Enhancing protection for the parties concerned as an objective of the German UmRuG
The UmRuG, which transposes the EU Directive, aims to protect the parties concerned; this will be achieved through various measures.
(1) Shareholders – In cases of cross-border conversions this includes exit rights for members of a company in exchange for adequate cash compensation, whereby the exit rights will be applied such that the members of a company who accept the compensation offer will no longer become shareholders in the offeree company. Another protective measure for shareholders is the right to assert a claim for improvement of an inadequate exchange ratio for both national as well as cross-border conversions.

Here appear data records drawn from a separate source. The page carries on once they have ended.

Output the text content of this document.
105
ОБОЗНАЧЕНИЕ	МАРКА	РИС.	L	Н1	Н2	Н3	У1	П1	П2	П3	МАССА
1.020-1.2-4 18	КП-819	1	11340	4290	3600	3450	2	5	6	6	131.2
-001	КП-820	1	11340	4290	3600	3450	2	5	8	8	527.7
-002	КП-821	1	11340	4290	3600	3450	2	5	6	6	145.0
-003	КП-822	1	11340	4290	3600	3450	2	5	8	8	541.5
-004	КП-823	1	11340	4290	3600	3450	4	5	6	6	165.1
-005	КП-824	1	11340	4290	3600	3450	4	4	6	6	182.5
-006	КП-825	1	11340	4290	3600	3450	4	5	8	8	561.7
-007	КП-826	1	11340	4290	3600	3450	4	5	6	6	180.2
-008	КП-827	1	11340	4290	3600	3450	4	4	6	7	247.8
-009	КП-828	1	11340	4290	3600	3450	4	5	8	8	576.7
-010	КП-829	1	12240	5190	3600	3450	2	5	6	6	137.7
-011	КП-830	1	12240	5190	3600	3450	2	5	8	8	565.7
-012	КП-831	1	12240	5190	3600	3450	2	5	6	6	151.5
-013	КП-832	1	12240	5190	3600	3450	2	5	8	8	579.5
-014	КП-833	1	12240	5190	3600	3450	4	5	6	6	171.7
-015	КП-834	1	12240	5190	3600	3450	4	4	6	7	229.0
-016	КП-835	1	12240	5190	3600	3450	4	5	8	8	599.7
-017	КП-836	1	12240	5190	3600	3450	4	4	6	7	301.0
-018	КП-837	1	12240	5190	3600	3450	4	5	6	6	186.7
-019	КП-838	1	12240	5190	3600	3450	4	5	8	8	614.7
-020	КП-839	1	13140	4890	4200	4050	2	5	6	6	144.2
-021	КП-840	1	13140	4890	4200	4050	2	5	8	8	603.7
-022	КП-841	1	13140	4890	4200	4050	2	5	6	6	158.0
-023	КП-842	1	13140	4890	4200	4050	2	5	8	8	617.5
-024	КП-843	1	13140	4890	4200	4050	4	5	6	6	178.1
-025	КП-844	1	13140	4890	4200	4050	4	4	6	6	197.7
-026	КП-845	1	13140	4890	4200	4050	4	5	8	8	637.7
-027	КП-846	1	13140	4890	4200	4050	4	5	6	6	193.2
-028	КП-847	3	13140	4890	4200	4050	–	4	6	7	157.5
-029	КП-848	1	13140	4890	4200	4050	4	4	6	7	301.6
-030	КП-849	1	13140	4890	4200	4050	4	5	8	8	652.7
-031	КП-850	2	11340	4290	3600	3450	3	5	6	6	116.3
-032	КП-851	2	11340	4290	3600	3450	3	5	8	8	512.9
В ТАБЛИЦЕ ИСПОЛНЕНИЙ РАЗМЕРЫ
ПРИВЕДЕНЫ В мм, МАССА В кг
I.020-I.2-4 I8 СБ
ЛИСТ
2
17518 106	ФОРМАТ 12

(2) Creditors – There were also specific creditor protection rules that had to be transposed in the context of the UmRUG. The creditors of the transferor company are entitled to financial guarantees so that their claims cannot be jeopardised by the conversion.
(3) Employees – An integral part of the UmRUG is moreover the protection of employees and this will be guaranteed through information and consultation rights for works councils and employees as well as by detailed rules with respect to the right of co-determination.
The UmRUG defines other cases (in particular, corporate group situations) where it will not be necessary to produce a report on the effects of the conversions on the members of the company and its employees. Furthermore, in the future, – both in the case of cross-border conversions as well as national reorganisations – even the members of just one company concerned will be able to effectively waive the report for their company.
The harmonisation of the process for completing cross-border registration through the introduction of a Europe-wide compatible procedure of digital communication between the commercial registries concerned (Business Registers Interconnection System – BRIS) will likewise make a considerable contribution towards simplifying cross-border conversions.
Conclusion: The UmRUG, which also includes important changes for national corporate reorganisations, will create a more transaction friendly environment for cross-border restructuring measures. Whether or not the goal of promoting the European freedom of establishment is achieved will only become clear in future practice. No procedure has been provided for cross-border conversions of partnerships; the scope of application of the UmRUG is limited to corporations only. With respect to corporate conversion measures initiated prior to the date of the promulgation of the UmRUG, please note the transitional rules under Section 355(1) of the Reorganisation Act Draft.